Both calf and yearling markets noted the full advance on steers, while heifer sales (mostly calves) represented the lower ends of this week’s advance. The feeder cattle market keeps moving along at a very brisk pace. Anyone who has been at the auctions for any extended period will tell you feeders are too high however feeder cattle keep advancing at such a rapid pace that the thought of a market top is only short lived and replaced with a new one the next day or certainly the next week. Order buyers continue to flex their muscle in pursuing all classes of feeder cattle in the face of historical high prices.

Stocker and feeder calf buyers are a long way from filling their needs as Corn Belt cattlemen have huge mounds of silage, hay and corn ready to feed.
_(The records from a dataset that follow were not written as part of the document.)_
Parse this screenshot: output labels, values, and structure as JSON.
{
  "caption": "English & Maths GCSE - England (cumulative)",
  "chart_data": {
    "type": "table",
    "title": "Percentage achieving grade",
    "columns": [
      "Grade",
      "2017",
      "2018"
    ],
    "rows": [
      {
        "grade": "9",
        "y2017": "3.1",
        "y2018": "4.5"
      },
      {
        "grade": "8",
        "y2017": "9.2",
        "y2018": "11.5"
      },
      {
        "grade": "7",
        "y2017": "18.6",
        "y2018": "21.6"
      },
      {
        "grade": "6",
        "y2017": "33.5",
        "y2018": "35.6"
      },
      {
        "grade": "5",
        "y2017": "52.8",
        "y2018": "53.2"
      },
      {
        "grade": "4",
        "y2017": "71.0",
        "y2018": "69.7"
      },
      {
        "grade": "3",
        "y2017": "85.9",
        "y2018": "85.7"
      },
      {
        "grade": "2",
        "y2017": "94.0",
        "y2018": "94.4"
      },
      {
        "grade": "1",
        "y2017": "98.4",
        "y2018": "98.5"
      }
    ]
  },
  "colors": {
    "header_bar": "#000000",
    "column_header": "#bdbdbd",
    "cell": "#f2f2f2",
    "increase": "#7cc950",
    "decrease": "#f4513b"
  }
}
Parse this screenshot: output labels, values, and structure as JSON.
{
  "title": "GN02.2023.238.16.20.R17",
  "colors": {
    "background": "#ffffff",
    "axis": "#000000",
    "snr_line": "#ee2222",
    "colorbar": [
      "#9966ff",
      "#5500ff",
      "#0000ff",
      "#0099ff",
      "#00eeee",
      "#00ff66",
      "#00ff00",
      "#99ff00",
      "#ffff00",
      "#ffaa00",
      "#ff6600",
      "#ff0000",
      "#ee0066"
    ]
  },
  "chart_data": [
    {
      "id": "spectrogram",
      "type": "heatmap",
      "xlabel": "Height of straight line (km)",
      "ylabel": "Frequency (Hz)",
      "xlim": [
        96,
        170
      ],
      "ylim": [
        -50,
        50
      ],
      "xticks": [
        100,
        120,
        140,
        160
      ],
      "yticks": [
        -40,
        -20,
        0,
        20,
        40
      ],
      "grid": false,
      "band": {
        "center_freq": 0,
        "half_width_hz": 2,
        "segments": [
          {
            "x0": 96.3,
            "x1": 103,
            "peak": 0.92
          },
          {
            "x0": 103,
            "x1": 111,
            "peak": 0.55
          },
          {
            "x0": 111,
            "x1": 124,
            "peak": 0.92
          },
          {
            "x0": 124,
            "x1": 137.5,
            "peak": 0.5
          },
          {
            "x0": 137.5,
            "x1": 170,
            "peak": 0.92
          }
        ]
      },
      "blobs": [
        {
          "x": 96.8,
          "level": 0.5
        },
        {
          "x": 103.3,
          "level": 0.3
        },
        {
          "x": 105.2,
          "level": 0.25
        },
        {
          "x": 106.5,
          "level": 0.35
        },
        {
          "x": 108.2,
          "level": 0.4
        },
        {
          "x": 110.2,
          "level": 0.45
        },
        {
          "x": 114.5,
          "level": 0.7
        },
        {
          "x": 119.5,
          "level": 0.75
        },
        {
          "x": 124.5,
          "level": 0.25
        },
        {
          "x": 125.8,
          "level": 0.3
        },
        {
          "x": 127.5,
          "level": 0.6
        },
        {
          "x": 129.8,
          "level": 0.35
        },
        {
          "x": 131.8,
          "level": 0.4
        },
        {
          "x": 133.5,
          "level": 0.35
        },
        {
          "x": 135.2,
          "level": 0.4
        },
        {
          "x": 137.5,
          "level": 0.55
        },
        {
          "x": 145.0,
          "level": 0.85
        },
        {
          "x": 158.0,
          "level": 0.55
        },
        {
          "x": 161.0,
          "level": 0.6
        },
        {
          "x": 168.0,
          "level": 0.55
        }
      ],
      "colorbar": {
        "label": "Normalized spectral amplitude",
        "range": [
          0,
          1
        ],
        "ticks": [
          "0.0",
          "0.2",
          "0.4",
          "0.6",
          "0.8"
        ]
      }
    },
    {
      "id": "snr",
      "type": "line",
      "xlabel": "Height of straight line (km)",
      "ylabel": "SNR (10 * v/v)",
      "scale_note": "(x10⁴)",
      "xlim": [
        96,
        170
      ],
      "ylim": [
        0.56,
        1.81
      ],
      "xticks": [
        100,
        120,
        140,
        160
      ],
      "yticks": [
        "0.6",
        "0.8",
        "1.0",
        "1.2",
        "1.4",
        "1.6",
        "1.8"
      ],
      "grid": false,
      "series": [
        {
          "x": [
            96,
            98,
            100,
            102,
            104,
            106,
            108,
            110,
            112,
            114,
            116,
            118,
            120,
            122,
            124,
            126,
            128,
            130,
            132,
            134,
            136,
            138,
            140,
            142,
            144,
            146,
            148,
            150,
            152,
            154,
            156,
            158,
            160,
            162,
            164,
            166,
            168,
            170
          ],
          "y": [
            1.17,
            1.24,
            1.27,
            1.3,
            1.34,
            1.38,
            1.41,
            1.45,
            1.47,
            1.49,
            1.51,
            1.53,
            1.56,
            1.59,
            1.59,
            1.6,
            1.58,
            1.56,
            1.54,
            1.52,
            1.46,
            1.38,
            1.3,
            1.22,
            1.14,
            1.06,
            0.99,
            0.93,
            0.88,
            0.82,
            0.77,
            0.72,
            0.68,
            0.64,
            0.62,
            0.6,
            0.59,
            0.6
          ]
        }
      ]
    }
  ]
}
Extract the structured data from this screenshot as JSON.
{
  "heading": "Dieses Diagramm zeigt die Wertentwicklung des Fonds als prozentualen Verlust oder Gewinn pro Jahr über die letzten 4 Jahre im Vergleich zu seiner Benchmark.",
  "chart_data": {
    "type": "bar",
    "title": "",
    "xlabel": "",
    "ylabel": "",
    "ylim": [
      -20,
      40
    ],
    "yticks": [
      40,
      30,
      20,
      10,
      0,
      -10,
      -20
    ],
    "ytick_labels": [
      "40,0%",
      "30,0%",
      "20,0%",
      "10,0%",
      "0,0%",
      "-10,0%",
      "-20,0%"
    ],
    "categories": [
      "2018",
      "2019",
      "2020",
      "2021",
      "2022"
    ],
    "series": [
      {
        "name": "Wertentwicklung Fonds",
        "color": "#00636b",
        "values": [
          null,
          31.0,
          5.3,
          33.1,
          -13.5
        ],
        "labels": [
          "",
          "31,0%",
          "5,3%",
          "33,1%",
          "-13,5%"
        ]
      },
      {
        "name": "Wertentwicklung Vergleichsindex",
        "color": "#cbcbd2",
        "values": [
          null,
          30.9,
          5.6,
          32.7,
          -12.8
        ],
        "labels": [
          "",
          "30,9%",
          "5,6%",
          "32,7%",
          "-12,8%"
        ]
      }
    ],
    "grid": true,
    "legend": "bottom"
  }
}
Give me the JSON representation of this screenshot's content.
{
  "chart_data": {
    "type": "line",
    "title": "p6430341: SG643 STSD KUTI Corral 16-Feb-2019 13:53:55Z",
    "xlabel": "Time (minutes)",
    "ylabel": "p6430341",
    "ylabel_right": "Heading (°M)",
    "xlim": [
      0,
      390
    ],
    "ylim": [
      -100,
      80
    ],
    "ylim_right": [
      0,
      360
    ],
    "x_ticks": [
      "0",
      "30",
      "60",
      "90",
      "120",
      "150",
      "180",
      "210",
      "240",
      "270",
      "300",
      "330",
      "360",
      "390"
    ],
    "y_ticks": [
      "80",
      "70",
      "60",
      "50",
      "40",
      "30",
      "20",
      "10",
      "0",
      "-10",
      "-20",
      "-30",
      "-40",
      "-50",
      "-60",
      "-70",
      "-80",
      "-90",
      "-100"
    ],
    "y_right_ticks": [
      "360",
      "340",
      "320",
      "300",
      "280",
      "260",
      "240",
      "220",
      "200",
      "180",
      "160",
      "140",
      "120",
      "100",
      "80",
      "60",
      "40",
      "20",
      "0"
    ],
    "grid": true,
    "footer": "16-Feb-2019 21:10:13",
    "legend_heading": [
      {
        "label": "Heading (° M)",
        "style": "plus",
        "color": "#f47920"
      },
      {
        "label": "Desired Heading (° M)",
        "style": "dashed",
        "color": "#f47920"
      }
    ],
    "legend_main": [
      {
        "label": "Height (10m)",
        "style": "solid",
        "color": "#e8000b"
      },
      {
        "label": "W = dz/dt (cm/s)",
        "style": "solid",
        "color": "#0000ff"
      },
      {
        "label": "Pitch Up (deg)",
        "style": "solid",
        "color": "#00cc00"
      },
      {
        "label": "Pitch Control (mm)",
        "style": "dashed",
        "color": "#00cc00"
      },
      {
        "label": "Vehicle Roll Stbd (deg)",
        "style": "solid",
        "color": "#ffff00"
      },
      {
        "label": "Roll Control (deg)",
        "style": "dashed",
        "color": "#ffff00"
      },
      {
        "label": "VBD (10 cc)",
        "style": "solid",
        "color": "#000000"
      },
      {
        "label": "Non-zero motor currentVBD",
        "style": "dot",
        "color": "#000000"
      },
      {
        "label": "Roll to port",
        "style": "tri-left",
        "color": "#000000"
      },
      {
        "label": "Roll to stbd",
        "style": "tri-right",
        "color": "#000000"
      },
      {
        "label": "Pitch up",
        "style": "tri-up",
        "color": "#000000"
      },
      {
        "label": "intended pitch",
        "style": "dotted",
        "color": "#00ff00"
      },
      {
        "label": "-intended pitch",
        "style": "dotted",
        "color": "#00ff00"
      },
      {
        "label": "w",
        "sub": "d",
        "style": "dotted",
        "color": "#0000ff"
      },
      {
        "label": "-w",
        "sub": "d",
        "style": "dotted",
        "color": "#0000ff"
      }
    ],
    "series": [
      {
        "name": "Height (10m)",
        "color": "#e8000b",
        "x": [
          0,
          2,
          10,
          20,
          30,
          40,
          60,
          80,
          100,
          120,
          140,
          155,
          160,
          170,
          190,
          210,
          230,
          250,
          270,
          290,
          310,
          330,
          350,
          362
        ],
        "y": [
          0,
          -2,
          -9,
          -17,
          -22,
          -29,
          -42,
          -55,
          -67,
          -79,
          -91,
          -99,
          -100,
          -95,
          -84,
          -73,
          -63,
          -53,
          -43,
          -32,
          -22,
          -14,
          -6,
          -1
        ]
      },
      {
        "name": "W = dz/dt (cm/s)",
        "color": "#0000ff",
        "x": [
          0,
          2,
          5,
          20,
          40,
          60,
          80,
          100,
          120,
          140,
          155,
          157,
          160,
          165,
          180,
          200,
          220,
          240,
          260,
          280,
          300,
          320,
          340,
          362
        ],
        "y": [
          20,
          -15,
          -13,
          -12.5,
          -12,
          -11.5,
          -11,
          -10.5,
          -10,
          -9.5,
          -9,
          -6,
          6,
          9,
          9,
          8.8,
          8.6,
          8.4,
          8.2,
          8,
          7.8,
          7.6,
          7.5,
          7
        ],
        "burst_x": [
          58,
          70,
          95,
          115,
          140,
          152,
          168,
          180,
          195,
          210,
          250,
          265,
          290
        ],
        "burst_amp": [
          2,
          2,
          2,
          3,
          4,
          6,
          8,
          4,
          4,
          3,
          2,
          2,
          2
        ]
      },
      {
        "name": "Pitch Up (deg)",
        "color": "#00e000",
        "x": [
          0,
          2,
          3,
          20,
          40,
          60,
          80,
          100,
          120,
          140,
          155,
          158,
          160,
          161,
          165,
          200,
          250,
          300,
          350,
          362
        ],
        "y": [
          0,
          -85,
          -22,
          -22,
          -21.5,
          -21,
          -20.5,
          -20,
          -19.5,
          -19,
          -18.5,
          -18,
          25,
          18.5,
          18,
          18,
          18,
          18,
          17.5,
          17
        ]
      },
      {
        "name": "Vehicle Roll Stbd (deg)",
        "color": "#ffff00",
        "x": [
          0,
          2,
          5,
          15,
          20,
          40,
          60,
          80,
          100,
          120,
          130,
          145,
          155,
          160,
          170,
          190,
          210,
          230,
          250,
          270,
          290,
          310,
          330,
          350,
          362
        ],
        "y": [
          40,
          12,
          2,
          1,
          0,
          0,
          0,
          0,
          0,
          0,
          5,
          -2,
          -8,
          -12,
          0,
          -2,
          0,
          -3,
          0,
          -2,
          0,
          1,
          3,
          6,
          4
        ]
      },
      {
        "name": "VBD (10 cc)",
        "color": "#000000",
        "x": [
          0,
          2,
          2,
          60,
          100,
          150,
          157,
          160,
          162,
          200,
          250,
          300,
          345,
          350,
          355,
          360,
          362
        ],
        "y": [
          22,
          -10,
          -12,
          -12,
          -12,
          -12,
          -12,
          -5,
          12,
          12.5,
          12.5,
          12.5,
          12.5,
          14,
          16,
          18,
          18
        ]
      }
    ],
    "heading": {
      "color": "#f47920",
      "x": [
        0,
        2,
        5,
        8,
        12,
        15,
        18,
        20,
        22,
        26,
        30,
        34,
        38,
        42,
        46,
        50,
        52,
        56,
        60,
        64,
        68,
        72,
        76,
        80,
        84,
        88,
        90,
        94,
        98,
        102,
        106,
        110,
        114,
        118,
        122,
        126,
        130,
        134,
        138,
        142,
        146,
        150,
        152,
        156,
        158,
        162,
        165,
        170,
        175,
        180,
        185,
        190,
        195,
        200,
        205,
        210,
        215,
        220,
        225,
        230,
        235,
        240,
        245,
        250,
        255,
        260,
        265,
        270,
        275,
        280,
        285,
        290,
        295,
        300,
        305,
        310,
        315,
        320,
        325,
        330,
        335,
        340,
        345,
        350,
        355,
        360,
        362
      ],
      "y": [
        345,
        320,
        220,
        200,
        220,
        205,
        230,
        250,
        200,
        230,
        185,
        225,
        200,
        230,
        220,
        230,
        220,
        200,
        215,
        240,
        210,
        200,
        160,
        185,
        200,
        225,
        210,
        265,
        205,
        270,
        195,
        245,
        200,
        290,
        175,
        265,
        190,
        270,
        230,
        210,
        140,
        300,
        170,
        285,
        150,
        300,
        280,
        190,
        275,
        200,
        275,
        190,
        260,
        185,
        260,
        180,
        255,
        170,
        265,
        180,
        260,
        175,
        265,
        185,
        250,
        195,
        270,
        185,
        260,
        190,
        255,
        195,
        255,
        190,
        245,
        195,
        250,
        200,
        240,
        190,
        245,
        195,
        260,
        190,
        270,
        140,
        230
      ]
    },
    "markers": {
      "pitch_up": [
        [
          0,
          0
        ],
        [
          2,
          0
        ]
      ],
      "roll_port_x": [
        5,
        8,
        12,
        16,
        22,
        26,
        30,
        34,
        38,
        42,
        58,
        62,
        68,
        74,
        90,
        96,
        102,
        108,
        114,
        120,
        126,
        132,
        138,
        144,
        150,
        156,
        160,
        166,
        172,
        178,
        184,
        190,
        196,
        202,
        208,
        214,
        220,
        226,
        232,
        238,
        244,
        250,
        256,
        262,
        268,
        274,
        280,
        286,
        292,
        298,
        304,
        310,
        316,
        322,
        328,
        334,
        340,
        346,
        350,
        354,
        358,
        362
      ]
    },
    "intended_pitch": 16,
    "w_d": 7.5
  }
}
This has livestock producers on the offensive while the grain producer is just the opposite; on the defensive. Live Cattle and Feeder Cattle Futures continue to show good strength for the week, with most Feeder Cattle contracts continue to make all-time highs. Then on Thursday the Stock Market had its worst day of the year falling 334 points lower on slowing global economies as Live and Feeder cattle futures then fell off their triple-digit gains to close lower. Stay tuned this could be a bumpy ride as cattle futures remain very volatile with sharp losses posted on Friday to end the week. Last Friday packers reentered the market to cover needs as fat cattle traded at mostly 162.00 live which was 3.00-4.00 higher than the previous week. On Thursday afternoon fat cattle in Kansas and Nebraska traded 2.00-3.00 higher from 163.00-164.00, with dressed sales 5.00-6.00 higher from 257.00-258.00 and live sales in Nebraska on Friday trading up to 165.00. Boxed beef found its footing on Monday to start the week gaining 3.00 and continued to climb higher over the next five sessions gaining near 9.00 dollars with Choice closing Friday at 247.67.

Corn futures so far this week have made a modest recovery mostly due to weather conditions as fall rains have slowed harvest across the Corn Belt and grain traders positioning themselves ahead of Friday’s USDA Supply and Demand Report that estimated the largest average yield of 174.2 bushels per acre. Any way you look at it corn supplies are going to be very abundant. This week’s auction volume included 40 percent over 600 lbs and 38 percent heifers.